Conditional Parallelism
Use a router before the buffer to decide:
┌──────────┐ ┌──────────┐ ┌──────────┐ ┌──────────┐
│ Trigger │─────▶│ Router │─────▶│ Buffer │─────▶│ Process │
│ │ │ (if big │ │ │ │ │
│ │ │ file) │ └──────────┘ └──────────┘
│ │ │ │
│ │ │ (else) │─────────────────────────────▶│
└──────────┘ └──────────┘
Small files go direct (sequential among themselves), large files get buffered (parallel).
Implementation Notes
Buffer Node Contract
A buffer node:
- Accepts incoming messages
- For each message, generates a new thread UUID
- Forwards message with new thread to downstream node
- Does NOT wait for downstream completion (fire-and-forget)
Thread Registry Behavior
When buffer spawns a new thread:
Incoming thread: trigger.buffer (uuid-1)
│
▼
Buffer creates: trigger.buffer.process (uuid-2) ─▶ Thread A
trigger.buffer.process (uuid-3) ─▶ Thread B
trigger.buffer.process (uuid-4) ─▶ Thread C
Each UUID is independent.
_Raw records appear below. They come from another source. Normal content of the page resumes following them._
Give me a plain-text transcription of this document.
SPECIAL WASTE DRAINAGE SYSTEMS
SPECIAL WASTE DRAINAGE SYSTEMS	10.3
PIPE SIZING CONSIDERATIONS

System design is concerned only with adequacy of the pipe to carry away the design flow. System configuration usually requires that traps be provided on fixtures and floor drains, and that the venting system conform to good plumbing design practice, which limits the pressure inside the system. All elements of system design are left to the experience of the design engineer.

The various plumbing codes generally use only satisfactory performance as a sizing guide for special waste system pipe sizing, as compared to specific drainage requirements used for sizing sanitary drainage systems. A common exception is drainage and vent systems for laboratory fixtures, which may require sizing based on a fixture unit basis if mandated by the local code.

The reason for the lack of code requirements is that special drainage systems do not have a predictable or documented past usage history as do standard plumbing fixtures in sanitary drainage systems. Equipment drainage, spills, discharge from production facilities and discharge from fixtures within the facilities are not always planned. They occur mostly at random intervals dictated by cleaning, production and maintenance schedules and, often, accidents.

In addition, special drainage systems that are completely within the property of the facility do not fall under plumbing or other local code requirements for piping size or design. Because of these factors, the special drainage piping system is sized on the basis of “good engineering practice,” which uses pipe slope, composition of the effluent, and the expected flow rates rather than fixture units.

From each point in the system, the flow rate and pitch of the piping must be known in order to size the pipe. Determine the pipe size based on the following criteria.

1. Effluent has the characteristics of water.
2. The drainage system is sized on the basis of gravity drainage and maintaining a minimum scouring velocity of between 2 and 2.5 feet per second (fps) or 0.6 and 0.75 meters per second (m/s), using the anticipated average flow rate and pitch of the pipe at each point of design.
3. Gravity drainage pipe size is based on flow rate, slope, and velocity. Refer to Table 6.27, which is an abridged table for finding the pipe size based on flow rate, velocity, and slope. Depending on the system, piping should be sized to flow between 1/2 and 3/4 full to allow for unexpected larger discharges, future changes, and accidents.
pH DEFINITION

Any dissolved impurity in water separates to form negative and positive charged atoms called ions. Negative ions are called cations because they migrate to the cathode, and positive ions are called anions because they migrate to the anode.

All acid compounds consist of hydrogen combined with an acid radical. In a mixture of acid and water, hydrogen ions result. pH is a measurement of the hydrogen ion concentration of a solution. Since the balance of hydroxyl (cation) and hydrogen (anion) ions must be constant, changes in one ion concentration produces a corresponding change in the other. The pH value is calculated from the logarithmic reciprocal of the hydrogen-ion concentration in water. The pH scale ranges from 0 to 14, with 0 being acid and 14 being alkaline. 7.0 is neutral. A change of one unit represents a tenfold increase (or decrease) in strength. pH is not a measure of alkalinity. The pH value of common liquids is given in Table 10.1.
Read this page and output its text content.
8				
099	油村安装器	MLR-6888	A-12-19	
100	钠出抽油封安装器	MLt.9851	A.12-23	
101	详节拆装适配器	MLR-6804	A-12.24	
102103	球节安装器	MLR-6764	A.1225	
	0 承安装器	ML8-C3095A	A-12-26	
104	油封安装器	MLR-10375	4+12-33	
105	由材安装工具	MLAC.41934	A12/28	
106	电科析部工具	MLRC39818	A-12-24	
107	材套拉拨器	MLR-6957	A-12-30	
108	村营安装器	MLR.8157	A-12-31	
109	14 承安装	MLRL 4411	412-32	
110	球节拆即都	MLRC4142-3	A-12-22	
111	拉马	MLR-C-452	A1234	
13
Responses from Process don't need to reconverge unless explicitly routed to a collector.
No Hidden Magic
The behavior is entirely determined by the visual flow:
- See a direct wire? Sequential.
- See a buffer? Parallel.
- No config files to check.
- No runtime surprises.
Comparison with Other Tools
| Feature | n8n/Zapier | Temporal | xml-pipeline |
|---|---|---|---|
| Parallelism control | Config flags | Code annotations | Topology |
| Visibility | Hidden in settings | Hidden in code | Visual in canvas |
| Flexibility | Fixed at deploy | Fixed at deploy | Changeable by rewiring |
| Learning curve | Read docs | Read code | Look at flow |
Summary
"If you want sequential, wire direct. If you want parallel, add a buffer."
This single principle replaces pages of concurrency documentation. Users learn it once, apply it everywhere, and can see their concurrency decisions directly in the flow canvas.
Parallelism should be obvious, not hidden.